Kult um DDR-Mopeds bekommt auch Schattenseiten
Der Kult um die Mopeds wird auch auf mittlerweile riesigen Treffen gepflegt. Auf dem Simson-Treffen in Zwickau im Juni, dem größten seiner Art, kommen jedes Jahr Zehntausende Fans zusammen.
Doch das Treffen geriet dieses Jahr massiv in die Schlagzeilen. Ein Journalist des MDR hatte sich eingeschleust und rechtsextreme Sprüche und Zeichen dokumentiert. Fotos zeigten Jugendliche mit Hakenkreuzen und rassistischen Symbolen. Die zu Bränden hinzugerufene Feuerwehr sei von Jugendlichen angegriffen worden.
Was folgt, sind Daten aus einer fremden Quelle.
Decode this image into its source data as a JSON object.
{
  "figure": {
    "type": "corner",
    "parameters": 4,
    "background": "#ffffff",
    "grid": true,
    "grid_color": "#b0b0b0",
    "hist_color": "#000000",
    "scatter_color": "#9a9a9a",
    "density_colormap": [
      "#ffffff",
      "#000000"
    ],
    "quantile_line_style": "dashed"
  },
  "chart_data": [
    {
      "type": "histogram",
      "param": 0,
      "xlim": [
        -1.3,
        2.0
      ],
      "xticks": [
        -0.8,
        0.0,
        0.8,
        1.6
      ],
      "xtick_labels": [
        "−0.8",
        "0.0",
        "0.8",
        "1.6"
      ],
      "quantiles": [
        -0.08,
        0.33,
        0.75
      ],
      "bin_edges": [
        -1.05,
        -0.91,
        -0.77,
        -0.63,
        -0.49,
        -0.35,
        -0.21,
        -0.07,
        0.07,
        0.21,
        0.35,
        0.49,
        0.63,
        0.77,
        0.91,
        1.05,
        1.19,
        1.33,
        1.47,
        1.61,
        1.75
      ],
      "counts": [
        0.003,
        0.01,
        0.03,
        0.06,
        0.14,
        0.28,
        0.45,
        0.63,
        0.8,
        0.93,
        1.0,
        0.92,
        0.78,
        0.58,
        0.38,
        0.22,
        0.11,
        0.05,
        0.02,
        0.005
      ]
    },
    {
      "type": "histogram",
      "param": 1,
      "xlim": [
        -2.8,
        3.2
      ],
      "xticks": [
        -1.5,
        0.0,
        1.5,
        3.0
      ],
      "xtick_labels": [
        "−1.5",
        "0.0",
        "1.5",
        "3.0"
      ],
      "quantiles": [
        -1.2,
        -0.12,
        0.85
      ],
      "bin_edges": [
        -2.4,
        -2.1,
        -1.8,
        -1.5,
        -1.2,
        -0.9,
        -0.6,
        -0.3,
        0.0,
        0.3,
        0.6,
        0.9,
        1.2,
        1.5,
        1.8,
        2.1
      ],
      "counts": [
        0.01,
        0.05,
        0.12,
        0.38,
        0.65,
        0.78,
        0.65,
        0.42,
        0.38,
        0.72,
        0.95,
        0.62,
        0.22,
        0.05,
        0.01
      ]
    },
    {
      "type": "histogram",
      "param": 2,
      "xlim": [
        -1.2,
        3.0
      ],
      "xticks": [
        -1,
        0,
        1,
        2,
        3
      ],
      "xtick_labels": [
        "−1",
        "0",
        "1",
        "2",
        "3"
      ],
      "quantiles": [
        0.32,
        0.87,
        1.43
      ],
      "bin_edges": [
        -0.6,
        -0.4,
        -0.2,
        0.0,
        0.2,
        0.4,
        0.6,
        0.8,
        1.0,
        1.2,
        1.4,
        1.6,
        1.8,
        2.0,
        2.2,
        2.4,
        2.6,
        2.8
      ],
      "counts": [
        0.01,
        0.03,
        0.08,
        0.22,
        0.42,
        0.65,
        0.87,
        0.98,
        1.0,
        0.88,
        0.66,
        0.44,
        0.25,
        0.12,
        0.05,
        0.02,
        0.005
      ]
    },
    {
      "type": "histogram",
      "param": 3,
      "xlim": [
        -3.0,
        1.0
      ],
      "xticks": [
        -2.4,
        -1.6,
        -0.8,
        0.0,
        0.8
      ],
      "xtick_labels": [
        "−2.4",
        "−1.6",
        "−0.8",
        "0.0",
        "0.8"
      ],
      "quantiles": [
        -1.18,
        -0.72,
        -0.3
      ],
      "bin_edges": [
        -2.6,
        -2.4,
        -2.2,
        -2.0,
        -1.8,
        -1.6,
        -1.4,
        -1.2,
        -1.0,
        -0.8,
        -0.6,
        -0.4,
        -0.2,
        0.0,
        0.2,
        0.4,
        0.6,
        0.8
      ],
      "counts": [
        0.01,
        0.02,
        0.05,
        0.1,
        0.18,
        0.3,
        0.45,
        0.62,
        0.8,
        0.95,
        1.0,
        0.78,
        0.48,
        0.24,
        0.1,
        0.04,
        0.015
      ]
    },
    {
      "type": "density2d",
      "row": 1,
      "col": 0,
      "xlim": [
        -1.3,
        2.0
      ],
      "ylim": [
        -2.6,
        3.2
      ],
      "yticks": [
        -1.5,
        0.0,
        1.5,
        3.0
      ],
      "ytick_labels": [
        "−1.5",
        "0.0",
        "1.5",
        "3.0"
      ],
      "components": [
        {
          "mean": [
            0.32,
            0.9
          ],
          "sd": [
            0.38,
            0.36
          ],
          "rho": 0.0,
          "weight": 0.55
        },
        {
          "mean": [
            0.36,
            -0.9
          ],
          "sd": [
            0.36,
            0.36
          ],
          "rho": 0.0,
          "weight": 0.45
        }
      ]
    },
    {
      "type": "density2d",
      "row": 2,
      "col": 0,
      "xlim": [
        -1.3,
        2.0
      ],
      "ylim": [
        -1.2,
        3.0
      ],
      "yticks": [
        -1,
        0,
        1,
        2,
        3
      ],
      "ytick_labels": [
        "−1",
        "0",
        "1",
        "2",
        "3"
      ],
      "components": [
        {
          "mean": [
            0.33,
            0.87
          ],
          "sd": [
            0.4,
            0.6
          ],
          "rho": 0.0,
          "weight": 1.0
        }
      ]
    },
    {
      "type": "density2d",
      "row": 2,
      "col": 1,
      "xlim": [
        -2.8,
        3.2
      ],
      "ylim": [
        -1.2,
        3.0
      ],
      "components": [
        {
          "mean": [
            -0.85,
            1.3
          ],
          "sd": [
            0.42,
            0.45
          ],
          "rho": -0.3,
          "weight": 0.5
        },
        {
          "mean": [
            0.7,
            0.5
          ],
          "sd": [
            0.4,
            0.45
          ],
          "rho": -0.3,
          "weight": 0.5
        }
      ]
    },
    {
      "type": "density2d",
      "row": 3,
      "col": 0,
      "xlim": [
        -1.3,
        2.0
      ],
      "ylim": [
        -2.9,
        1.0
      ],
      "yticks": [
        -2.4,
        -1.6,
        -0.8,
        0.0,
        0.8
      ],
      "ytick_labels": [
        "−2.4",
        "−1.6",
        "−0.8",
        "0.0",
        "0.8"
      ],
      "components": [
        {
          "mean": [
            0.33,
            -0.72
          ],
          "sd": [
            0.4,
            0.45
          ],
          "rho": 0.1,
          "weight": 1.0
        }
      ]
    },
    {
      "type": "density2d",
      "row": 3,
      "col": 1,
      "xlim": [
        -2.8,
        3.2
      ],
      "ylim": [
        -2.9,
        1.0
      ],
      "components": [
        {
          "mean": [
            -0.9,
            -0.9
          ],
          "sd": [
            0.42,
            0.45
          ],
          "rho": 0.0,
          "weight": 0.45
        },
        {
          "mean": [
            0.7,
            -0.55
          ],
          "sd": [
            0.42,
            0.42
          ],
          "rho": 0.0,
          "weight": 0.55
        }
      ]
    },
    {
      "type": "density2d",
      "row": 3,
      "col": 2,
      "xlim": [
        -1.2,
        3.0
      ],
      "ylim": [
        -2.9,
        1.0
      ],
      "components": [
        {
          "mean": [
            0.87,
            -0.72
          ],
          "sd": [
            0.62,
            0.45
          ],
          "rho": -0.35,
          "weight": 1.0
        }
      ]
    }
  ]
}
Laut Szenekennern vermischt sich auf manchen Treffen Ostalgie mit NS-Verherrlichung. Die AfD macht mit den DDR-Mopeds Wahlkampf.
Warum sich gerade die Simson zu einem Symbol entwickelt hat, ist schwer zu sagen. „Es gibt viele, die das Simson-Fahren heute irgendwie für Widerstand halten“, so Historiker Jens Schöne. „Aber das ist Unsinn.“
Vielleicht würde es helfen, die Simson wieder als das zu sehen, was sie eigentlich ist. Ein schönes altes Moped, das ganz offiziell bis zu 60 Stundenkilometer fahren darf.